There’s no shame in being Tim Duncan today, Duncan cemented his legacy as the greatest power forward ever with another huge performance. Unfortunately, it was a potentially game-tying miss by Duncan which opened the door for the Heat to close the game out. The question heading into Game 7 was what would Duncan and his teammates have left after coming so close to ending the series in Game 6 — not to mention running on a days rest. Sadly for the Spurs, only Duncan and Kawhi Leonard had an answer. For the entire series, Duncan took Chris Bosh and Chris Andersen into his personal torture chamber. Spin moves, jump hooks, bank shots and flushes in the paint was what Duncan gave us. It was painful to watch Duncan agonize over that missed jump hook — he deserved that shot. Regardless of what Duncan does in the off-season, his final shot in Game 7 will not be my lasting image of him.
In the last two games, Tony Parker shot 9 for 35 (26%) scoring only 29 points and 12 assists. In game 7, Parker was taken completely out of the Spurs game plan, being limited to 10 points and 4 assists in 36 minutes of action. The difference in superstars LeBron James and Parker is James would have faced unprecedented backlash for a similar performance in a close-out game — where Parker will walk away unscathed by the masses.
For three quarters Manu Ginobili put his horrific Game 6 performance behind him as the Spurs were in good shape and he was in the thick of the fight. The former Sixth Man of the Year completely fell apart in the last seven minutes of regulation. Ginobili shot 2 for 5, but his four turnovers in the quarter killed San Antonio’s momentum. Ginobili finished with 18 points, but he was swallowed up in the memories of Game 6.
To say the future of second-year forward Kawhi Leonard is bright is an understatement. Not only did the 21-year old have the task of trying to slow down LeBron James, he didn’t allow it to affect his offensive output. Leonard posted 19 points and 16 boards, playing an equal amount of minutes as James. For the series Leonard averaged 15 points, 11 rebounds and 2 steals, he also shot 51 percent from the field.
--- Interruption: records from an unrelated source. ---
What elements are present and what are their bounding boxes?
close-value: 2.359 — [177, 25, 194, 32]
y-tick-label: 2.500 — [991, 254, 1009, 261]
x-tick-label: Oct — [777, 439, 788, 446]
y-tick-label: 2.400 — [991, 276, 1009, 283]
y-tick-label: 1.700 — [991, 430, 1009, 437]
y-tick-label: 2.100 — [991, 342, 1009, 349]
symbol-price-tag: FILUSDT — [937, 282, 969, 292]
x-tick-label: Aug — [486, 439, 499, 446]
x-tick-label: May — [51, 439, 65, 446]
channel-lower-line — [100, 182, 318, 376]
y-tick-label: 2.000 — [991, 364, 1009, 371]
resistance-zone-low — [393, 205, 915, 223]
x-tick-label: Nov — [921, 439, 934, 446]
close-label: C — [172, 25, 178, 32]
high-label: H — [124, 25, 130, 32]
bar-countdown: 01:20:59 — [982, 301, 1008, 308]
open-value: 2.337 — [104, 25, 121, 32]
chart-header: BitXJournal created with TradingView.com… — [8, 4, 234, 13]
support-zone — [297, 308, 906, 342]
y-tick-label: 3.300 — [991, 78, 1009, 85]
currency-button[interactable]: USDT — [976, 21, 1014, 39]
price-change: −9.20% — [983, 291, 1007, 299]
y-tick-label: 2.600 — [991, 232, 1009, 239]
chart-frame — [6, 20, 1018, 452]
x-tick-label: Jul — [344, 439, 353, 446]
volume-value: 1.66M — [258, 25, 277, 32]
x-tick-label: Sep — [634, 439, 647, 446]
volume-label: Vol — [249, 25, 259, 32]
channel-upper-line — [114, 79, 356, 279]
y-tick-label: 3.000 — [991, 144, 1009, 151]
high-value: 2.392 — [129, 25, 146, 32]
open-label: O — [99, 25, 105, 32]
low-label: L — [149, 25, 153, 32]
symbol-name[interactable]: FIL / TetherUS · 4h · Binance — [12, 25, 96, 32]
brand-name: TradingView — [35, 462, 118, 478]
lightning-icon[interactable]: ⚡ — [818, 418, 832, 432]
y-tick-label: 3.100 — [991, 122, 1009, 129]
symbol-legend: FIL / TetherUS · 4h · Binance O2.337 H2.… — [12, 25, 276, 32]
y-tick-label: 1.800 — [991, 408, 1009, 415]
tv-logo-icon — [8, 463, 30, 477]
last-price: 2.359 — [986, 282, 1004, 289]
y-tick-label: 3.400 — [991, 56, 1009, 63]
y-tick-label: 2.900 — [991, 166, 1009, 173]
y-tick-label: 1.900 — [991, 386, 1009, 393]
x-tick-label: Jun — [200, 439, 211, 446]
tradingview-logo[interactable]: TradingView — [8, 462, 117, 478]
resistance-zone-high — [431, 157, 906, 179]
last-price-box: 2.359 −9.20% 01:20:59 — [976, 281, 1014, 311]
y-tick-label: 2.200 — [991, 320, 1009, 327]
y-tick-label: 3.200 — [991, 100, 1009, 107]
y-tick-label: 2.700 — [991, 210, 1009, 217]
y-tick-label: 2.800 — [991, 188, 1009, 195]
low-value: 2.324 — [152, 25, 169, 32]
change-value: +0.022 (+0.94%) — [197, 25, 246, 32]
Rest assured Kawhi Leonard is smack in the middle of the Spurs rebuilding process. The same can be said for Danny Green and Gary Neal — who suffered through off nights.
At 28 LeBron James the NBA universe is his oyster. If last year’s title was a coronation, this season’s effort was his assertion of power. In a calendar year, James has an Olympic Gold Medal sandwiched between 2 NBA MVPs, 2 NBA Championships and 2 NBA Finals MVPs — something I don’t believe has ever been done in the modern era. Throw in a 27-game winning streak and no consecutive losses since January and you wonder where this young man gets the energy to perform at a superhuman level night in and night out.
Champions don’t rely on teammates to pick them up, they bring them along. The Heat seesawed 12 of their last 13 games and if the odds played out, James was going to be a three-time loser in the NBA Finals. James scored 22 of the Heat’s 49 second half points, he was the only player to score in double figures. He also added 9 rebounds and 3 assists in the decisive 24 minutes.
Those are full game stats, but this was someone playing for so much more. James was able to beat back critics and lingering haters from his decision, hopefully forever. A good part of the hatred comes from people constantly raising the bar. Like Chamberlain and Jordan, James is now the bar. Because of the scrutiny, I don’t believe we’ll ever get to know James the way knew other superstars and I’m okay with that. Listening to him last night told all I needed to know from here on out.
He’s LeBron James from Akron, Ohio and he has no worries.